After months of false starts my author's website is finally up. It was something that I had debated getting off the ground since I began promoting Machinia (my debut novel) on Facebook. But, unlike Facebook, I needed to research the steps required to actually create a dedicated website. Fortunately, there were many options and my ultimate choice was to secure my domain with Godaddy and create my website through Weebly. I cannot say this was done with thought and care so much as through fast Google searches and skimmed reviews of what other authors recommended. So here it is, a platform that will be used to highlight events related to my publications. To date I have a novel, published by Pandamonium Publishing house.Thanks to COVID-19, many of the events scheduled to highlight the release of the novel were cancelled. Adding to my frustration our local Canadian bookstore, Indigo, won't carry the paper copies of the book unless I do an in-store signing. They won't allow in-store signings due to COVID restrictions. When challenged with this fact they acknowledged the paradox and left it unresolved. Getting them to stock my book online is another challenge that will hopefully be fixed before 2021. But, on the bright side the reviews have been good and a YouTube event hosted by Pandamonium Publishing was a big success.

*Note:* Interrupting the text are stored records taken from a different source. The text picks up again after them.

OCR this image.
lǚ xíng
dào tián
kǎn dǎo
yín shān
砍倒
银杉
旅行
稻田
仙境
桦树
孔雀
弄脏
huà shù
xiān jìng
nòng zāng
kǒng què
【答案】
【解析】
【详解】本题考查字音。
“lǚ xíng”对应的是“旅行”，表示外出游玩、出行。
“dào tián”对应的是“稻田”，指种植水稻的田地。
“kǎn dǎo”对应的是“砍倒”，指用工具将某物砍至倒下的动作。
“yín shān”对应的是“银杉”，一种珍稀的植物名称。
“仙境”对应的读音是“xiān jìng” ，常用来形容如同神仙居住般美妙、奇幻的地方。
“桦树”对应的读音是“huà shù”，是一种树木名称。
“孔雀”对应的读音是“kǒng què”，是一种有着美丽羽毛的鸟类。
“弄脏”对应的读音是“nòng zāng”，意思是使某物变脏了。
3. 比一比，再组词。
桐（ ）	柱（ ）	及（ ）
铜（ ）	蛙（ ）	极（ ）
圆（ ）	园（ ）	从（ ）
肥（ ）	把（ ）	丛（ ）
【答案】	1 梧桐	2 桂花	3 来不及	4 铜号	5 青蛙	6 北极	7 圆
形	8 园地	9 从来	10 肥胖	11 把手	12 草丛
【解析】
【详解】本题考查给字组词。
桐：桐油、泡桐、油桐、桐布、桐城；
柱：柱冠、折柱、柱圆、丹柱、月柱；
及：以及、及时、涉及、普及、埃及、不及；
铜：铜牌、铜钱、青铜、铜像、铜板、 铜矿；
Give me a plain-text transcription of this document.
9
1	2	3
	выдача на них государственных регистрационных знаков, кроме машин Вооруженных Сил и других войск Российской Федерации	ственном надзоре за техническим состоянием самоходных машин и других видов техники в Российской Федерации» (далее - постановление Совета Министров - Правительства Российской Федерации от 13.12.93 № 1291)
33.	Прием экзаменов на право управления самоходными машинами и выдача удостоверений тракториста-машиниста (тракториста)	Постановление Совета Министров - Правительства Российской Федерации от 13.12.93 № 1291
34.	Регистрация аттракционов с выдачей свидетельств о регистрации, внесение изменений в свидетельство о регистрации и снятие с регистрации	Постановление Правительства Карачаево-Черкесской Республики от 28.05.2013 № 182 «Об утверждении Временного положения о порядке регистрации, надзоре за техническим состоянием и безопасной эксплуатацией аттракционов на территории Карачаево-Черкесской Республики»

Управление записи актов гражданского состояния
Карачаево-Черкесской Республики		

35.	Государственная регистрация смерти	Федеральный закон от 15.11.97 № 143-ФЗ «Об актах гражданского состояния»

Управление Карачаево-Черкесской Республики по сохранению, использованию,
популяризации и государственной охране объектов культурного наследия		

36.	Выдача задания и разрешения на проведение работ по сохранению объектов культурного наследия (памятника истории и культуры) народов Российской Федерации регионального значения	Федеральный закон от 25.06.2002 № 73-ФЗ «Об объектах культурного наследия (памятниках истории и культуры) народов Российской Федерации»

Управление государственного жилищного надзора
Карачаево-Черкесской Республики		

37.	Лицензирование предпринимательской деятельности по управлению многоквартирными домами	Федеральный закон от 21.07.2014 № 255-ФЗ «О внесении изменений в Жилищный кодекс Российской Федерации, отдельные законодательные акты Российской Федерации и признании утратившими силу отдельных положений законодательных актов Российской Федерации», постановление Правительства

I will post a link to the video when it is ready. Considering how long it took to finally get Machinia published these are good problems to have. But to you writers who aspire to greatness and see publication as the finish line understand that it is but a stop on a long journey. Perhaps we can travel this land together.
Paul A. Moscarella is a writer of science fiction. He is also a teacher with twenty years of experience working in both private and public school systems. Subjects include English, Science, ESL, Special Education, and Co-op. He loves cars as much as writing and he and his son are restoring a classic 1974 Beetle. Paul has been married for over fifteen years. Machinia is dedicated to his wife, Nadia.